Some clients rightly want to know how our products are made and where possible what effects they have. There is much to be learned about this and as we develop more understanding we will write it up here. This is something that the manufacturing industries are waking up to worldwide.

It is not simple thing to work out which materials ‘are better’, and sometimes the answers that best benefit the planet are not at all what we would expect.

For the time being here are the basic facts about the materials used in our various products.

Please note that all materials and products take energy to make from varied base materials. Some natural looking materials take a lot of energy to create and do not last very long and other apparently less natural materials can take less energy to form and can last for many decades or even centuries, making them much better for the planet in the long run.


Caststone is the art construction of granite and other specially chosen rock aggregates as chips and sands, bound together throughout by cement, and then acid etched to reveal the natural rock. This gives a natural texture with the cement surface removed for the water to flow over, interacting with the granites and marbles.

Casting is done in Gloucestershire, England by colleagues at Ruskin Mill, a practical school for teenagers who help professional craftspeople involved in actual businesses and in California USA by caststone artisans of the highest calibre.


As is generally known, concrete is the binding of base aggregates such as crushed greywacke river stone with cement. A cement surface up to 2 mm deep remains, and it is over this that the water flows.


Ceramics are clays fired to become permanent and stone like, with mineral glazes adding glass-like food safe surfaces of gorgeous colorings when melted in the high temperature of kilns.

Ceramic pots are amongst the oldest human artifacts, with some still existing ceramic pieces in Asia going back 15,000 years.  This is certainly no ‘planned obsolescence’ material!

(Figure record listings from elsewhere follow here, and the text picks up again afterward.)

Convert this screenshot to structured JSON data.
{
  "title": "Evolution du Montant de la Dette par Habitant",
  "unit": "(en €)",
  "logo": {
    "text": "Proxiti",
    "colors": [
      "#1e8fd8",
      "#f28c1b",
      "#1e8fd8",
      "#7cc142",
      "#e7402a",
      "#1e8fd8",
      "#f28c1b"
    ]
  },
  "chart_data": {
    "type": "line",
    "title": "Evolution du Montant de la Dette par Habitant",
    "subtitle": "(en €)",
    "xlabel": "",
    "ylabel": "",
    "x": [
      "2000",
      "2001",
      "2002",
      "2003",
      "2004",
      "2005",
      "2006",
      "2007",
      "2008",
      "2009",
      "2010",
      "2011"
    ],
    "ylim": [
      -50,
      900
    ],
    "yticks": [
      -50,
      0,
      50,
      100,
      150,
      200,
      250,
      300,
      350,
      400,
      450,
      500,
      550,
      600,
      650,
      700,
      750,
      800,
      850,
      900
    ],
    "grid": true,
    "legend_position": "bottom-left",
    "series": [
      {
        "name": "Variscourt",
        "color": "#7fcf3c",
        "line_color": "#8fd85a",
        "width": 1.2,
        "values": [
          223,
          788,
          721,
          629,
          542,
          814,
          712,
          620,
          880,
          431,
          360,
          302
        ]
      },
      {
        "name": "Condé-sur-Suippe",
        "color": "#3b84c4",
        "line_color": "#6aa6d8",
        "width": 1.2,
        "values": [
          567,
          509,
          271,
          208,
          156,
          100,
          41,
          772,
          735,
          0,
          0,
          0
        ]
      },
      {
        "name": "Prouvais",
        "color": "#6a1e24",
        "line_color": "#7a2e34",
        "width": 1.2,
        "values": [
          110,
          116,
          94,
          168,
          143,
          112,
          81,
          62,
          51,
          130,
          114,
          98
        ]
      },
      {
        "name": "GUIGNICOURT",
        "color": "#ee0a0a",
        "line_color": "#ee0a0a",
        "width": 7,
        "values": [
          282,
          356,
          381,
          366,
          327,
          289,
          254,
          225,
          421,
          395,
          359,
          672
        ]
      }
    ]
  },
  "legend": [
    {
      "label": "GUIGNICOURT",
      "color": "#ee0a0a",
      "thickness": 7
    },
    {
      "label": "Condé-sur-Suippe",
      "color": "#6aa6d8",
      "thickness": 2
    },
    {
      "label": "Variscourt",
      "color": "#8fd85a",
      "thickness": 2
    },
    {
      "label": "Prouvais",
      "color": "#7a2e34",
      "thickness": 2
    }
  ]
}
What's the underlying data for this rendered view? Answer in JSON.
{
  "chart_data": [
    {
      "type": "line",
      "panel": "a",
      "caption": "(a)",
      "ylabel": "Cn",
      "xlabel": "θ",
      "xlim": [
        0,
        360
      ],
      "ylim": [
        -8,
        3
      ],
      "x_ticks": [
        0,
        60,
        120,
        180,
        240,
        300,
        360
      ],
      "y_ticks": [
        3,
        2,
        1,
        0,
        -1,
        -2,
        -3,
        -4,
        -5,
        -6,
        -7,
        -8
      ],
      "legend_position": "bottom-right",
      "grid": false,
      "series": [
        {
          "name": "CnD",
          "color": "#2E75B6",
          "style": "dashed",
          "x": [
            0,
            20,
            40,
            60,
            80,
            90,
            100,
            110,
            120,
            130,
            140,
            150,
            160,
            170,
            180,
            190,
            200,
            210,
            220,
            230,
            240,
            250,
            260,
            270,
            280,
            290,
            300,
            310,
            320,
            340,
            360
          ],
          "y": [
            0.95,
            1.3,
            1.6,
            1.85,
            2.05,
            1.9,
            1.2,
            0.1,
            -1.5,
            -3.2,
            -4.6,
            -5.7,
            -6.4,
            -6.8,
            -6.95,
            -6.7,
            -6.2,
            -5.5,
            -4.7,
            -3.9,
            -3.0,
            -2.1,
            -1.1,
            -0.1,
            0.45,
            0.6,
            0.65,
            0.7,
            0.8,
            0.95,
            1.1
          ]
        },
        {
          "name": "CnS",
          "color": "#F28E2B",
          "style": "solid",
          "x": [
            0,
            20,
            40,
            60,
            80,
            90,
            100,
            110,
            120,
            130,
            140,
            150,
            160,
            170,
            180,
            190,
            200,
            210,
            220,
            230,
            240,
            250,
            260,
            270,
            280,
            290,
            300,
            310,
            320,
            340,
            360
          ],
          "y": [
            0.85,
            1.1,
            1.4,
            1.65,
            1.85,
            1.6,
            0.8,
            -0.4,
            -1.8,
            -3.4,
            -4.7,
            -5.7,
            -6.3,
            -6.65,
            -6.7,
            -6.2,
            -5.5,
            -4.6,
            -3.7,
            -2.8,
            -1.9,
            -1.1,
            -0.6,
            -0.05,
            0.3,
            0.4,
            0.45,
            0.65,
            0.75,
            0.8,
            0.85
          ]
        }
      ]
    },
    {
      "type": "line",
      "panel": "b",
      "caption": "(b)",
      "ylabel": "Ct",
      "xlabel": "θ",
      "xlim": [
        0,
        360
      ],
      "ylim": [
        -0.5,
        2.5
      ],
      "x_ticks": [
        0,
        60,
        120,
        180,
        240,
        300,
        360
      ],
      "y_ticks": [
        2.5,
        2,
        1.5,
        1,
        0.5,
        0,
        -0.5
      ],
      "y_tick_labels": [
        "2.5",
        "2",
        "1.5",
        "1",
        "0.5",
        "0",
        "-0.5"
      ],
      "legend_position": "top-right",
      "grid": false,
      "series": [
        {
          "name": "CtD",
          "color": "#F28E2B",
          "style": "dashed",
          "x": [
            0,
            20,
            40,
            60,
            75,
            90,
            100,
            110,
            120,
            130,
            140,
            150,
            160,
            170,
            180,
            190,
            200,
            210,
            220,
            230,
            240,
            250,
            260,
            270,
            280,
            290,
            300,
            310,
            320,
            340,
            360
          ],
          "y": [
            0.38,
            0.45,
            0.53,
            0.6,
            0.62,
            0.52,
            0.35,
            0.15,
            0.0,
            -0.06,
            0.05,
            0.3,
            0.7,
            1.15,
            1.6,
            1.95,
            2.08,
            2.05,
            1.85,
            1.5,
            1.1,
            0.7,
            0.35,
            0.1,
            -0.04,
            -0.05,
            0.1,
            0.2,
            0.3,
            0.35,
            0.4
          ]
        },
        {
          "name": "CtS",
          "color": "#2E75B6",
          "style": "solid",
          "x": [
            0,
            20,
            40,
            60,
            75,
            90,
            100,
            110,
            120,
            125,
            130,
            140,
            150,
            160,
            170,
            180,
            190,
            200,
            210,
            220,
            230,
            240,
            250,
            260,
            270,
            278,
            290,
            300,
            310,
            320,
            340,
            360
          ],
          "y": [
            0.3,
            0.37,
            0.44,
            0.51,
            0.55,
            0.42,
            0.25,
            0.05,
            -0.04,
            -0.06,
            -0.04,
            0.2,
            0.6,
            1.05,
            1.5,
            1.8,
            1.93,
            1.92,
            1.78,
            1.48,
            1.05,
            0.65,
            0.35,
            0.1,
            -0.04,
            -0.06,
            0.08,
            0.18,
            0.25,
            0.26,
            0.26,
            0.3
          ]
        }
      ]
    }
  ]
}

Our ceramics are stoneware bowls and Flowform sculptures fired in gas kilns to 1160 degrees celcius, and are made from Mekong Delta clays. This clay is mixed, cast and fired by our highly qualified Australian Vietnamese colleagues there, Son and Nga Do.

There is a fascinating story behind this ethical family factory, which was set up by their father, a nationally renowned traditional potter, to help the local neighborhood in a poorer part of the Southern delta. The ceramic skills they have developed are quite astonishing and are a continuation of over over 4000 years of ceramic history in Vietnam.


Our composite products surfaces are made from food-safe polymer resins. This is not plastic but rather a thermoset. They can last many decades and enable light weight products in remarkable shapes that save considerable freight and installation energy, and give considerable use benefits in out of the way places.

By replacing concrete products with this material we save on energy that would otherwise expended on industrial cement production. Often folk feel that polymer products are ‘bad’ but on a complete comparative analysis they have many benefits.

The composite industry is rapidly developing fibre based polymers and  are working closely with out suppliers in NZ to take advantage of this evolution.


This is our parent company’s own invention, which replaces cement with polymer as a binder for natural sands which make up 80% of the material, in the process of creating a hollow product with far less synthesized material than solid products. It is relatively lightweight, durable and strong with beautiful sandstone surfaces and will last for centuries.